Portrait of the Market

For years, clients would ask what to do with cash that would be needed within the next year (or maybe two) for planned spending (e.g. college tuition, down payment for a house, new car, etc). Unfortunately, in most cases, and especially if they weren't sure when the expense would arise, I could only shrug my shoulders, note that, across the board, all investment options with the requisite safety were the same, and collectively lament the low interest rate environment for savers. Over the past year, that has changed in more ways than one. 

The obvious difference is that savers can receive significantly more because rates are much higher after 2022's Federal Reserve rate hikes and with expectations for several more rate hikes totaling at least 0.75% in early 2023.

The less obvious change is just how varied so-called "cash-like" investments are in their interest paid, with banks averaging well below .5% and some money-market mutual funds around 4%.  For example, the 7-Day Yield on the Fidelity Money Market Fund (SPRXX) is 4.14% (as of 1/4/2023).  If rates stay the same through the year, your cash will earn more than 3.5% additional interest than at the bank.  Of note, I say “so-called cash-like investments” because readers should remember the lessons of the global financial crisis. In extreme cases, money market mutual funds can fluctuate in price and do not have the same FDIC-protection as the money in your bank account (See e.g. when the Reserve Primary Fund "broke the buck" in 2008) and even short-term Treasuries can fluctuate in price due to interest moves. That said, given the divergence shown in the chart between money market funds and bank deposits, we believe money market funds can be a great place for short-term cash needs. 

So, why aren't banks raising rates along with the Federal Reserve? Simple - no one has forced them to. Consumers haven't moved their large cash hoards to other places, so banks are content to continue paying next to nothing while earning large profits by putting those same funds into higher earning areas of the market. 

As the saying goes, there's a time for all seasons, and right now, given the stock and bond market volatility, it once again pays to pay attention to where your cash is working. 

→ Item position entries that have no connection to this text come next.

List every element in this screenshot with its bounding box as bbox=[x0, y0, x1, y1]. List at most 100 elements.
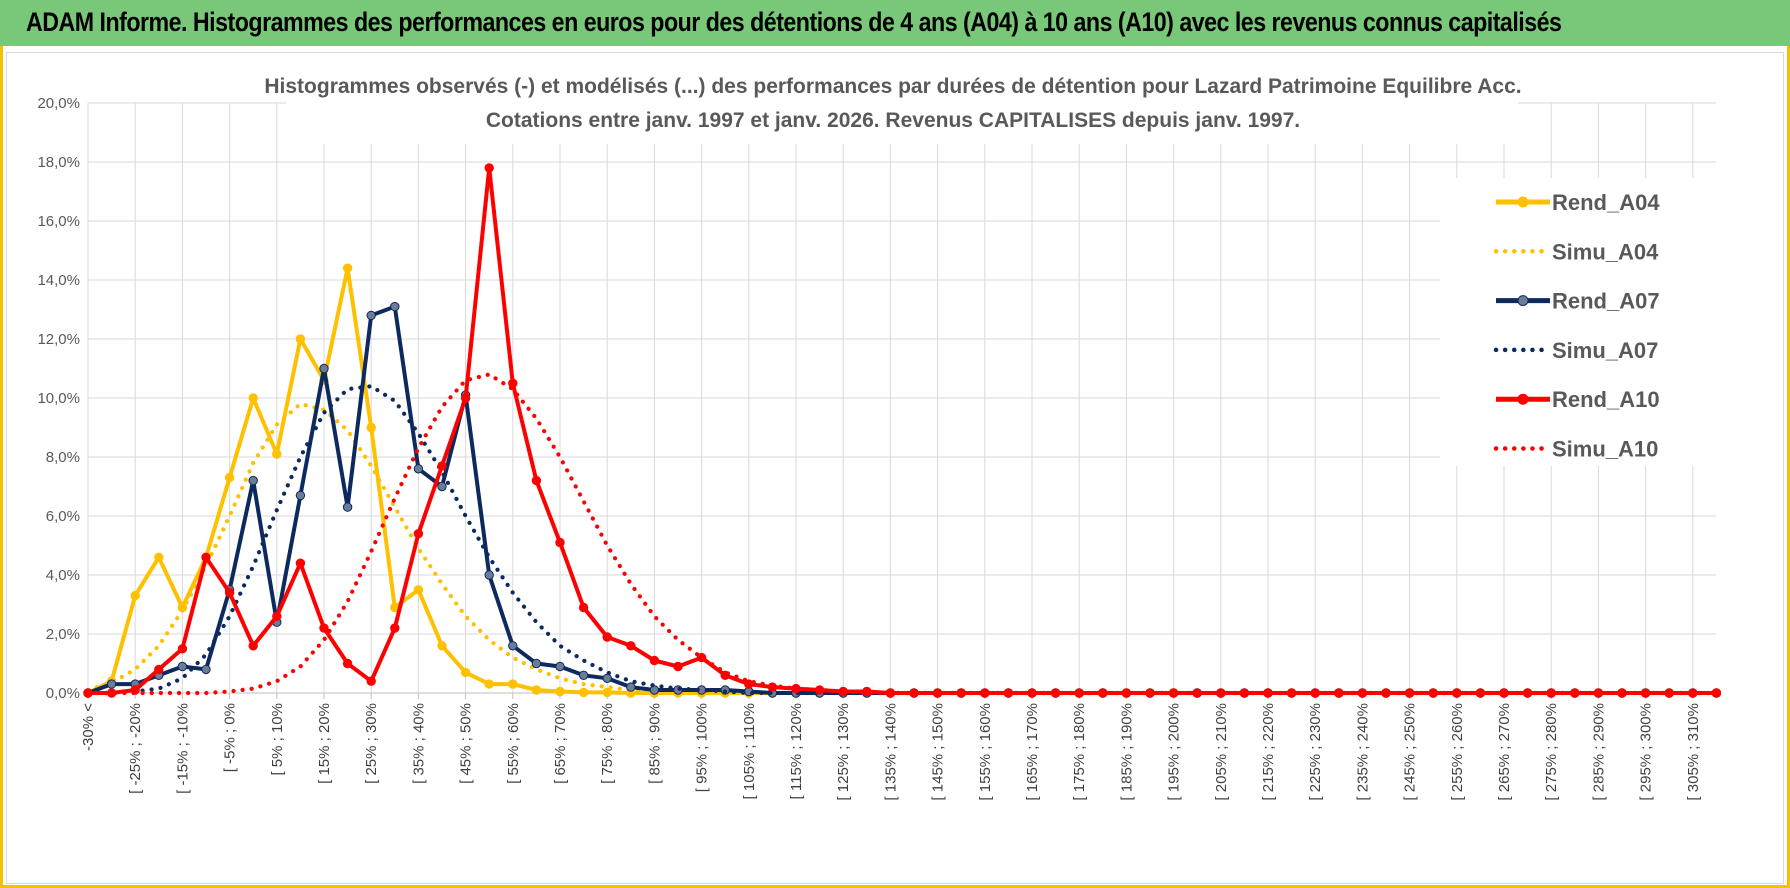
data-point bbox=[413, 585, 424, 595]
x-tick-label: [ 245% ; 250% bbox=[1402, 703, 1419, 801]
data-point bbox=[555, 537, 565, 548]
x-tick-label: [ 285% ; 290% bbox=[1590, 703, 1607, 801]
page-title: ADAM Informe. Histogrammes des performan… bbox=[26, 7, 1562, 37]
data-point bbox=[342, 263, 353, 273]
x-tick-label: [ 235% ; 240% bbox=[1354, 703, 1371, 801]
y-tick-label: 20,0% bbox=[37, 95, 80, 112]
data-point bbox=[555, 661, 565, 672]
data-point bbox=[154, 552, 164, 562]
legend-label: Simu_A10 bbox=[1552, 437, 1658, 462]
legend-label: Simu_A07 bbox=[1552, 338, 1658, 363]
legend-label: Simu_A04 bbox=[1552, 239, 1659, 264]
legend-marker bbox=[1517, 295, 1529, 307]
data-point bbox=[201, 552, 211, 562]
legend-marker bbox=[1517, 393, 1529, 405]
data-point bbox=[531, 475, 542, 486]
data-point bbox=[484, 163, 494, 173]
x-tick-label: [ 125% ; 130% bbox=[835, 703, 852, 801]
x-tick-label: [ 195% ; 200% bbox=[1166, 703, 1183, 801]
data-point bbox=[154, 664, 164, 675]
x-tick-label: [ 295% ; 300% bbox=[1638, 703, 1655, 801]
data-point bbox=[437, 461, 447, 471]
x-tick-label: [ 85% ; 90% bbox=[646, 703, 663, 784]
y-tick-label: 16,0% bbox=[37, 213, 80, 230]
x-tick-label: -30% < bbox=[80, 703, 97, 751]
legend-background bbox=[1440, 178, 1730, 466]
x-tick-label: [ 255% ; 260% bbox=[1449, 703, 1466, 801]
x-tick-label: [ 205% ; 210% bbox=[1213, 703, 1230, 801]
x-tick-label: [ 15% ; 20% bbox=[316, 703, 333, 784]
data-point bbox=[437, 641, 447, 651]
data-point bbox=[508, 679, 518, 689]
y-tick-label: 6,0% bbox=[46, 508, 80, 525]
data-point bbox=[272, 449, 282, 459]
data-point bbox=[366, 422, 376, 433]
data-point bbox=[130, 590, 140, 601]
data-point bbox=[295, 334, 306, 344]
data-point bbox=[248, 393, 258, 403]
x-tick-label: [ 175% ; 180% bbox=[1071, 703, 1088, 801]
data-point bbox=[460, 667, 471, 678]
data-point bbox=[177, 644, 188, 654]
x-tick-label: [ 25% ; 30% bbox=[363, 703, 380, 784]
data-point bbox=[319, 623, 329, 633]
y-tick-label: 4,0% bbox=[46, 567, 80, 584]
chart-title: Histogrammes observés (-) et modélisés (… bbox=[264, 75, 1521, 98]
data-point bbox=[177, 661, 188, 672]
data-point bbox=[626, 641, 636, 651]
legend-label: Rend_A04 bbox=[1552, 190, 1660, 215]
x-tick-label: [ 215% ; 220% bbox=[1260, 703, 1277, 801]
data-point bbox=[342, 502, 353, 512]
data-point bbox=[366, 310, 376, 321]
data-point bbox=[673, 661, 683, 672]
x-tick-label: [ 225% ; 230% bbox=[1307, 703, 1324, 801]
data-point bbox=[224, 588, 235, 598]
data-point bbox=[106, 679, 117, 689]
data-point bbox=[390, 301, 400, 312]
data-point bbox=[744, 679, 754, 689]
data-point bbox=[578, 602, 589, 613]
data-point bbox=[413, 529, 424, 539]
data-point bbox=[602, 687, 612, 698]
x-tick-label: [ 145% ; 150% bbox=[930, 703, 947, 801]
data-point bbox=[366, 676, 376, 686]
data-point bbox=[531, 658, 542, 669]
data-point bbox=[201, 664, 211, 675]
y-tick-label: 2,0% bbox=[46, 626, 80, 643]
data-point bbox=[602, 632, 612, 642]
legend-marker bbox=[1517, 196, 1529, 208]
data-point bbox=[248, 641, 258, 651]
x-tick-label: [ 165% ; 170% bbox=[1024, 703, 1041, 801]
series-line-simu_a10 bbox=[85, 372, 1719, 696]
data-point bbox=[555, 686, 565, 697]
y-tick-label: 0,0% bbox=[46, 685, 80, 702]
x-tick-label: [ 95% ; 100% bbox=[694, 703, 711, 792]
y-tick-label: 18,0% bbox=[37, 154, 80, 171]
x-tick-label: [ 105% ; 110% bbox=[741, 703, 758, 799]
x-tick-label: [ 155% ; 160% bbox=[977, 703, 994, 801]
x-tick-label: [ 45% ; 50% bbox=[458, 703, 475, 784]
data-point bbox=[578, 670, 589, 680]
data-point bbox=[224, 472, 235, 483]
x-tick-label: [ 55% ; 60% bbox=[505, 703, 522, 784]
data-point bbox=[484, 679, 494, 689]
y-tick-label: 8,0% bbox=[46, 449, 80, 466]
data-point bbox=[272, 611, 282, 621]
data-point bbox=[413, 464, 424, 474]
data-point bbox=[460, 393, 471, 403]
x-tick-label: [ 5% ; 10% bbox=[269, 703, 286, 776]
data-point bbox=[1711, 688, 1722, 698]
data-point bbox=[295, 558, 306, 568]
data-point bbox=[390, 623, 400, 633]
data-point bbox=[531, 685, 542, 695]
title-background bbox=[286, 64, 1518, 144]
title-banner: ADAM Informe. Histogrammes des performan… bbox=[0, 0, 1790, 46]
x-tick-label: [ 115% ; 120% bbox=[788, 703, 805, 799]
y-tick-label: 14,0% bbox=[37, 272, 80, 289]
data-point bbox=[626, 682, 636, 692]
data-point bbox=[508, 641, 518, 651]
y-tick-label: 10,0% bbox=[37, 390, 80, 407]
x-axis-ticks: -30% < [ -25% ; -20% [ -15% ; -10% [ -5% ; … bbox=[80, 703, 1702, 801]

This material is provided for informational purposes only and is not intended to be relied upon as a forecast, research, or investment advice, and is not a recommendation, offer or solicitation to buy or sell any securities or to adopt any investment strategy. The opinions expressed are subject to change at any time without notice. The information and opinions contained in this material are derived from proprietary and nonproprietary sources we deemed to be reliable and are not necessarily all-inclusive. All investing involves risk, including the possible loss of principal.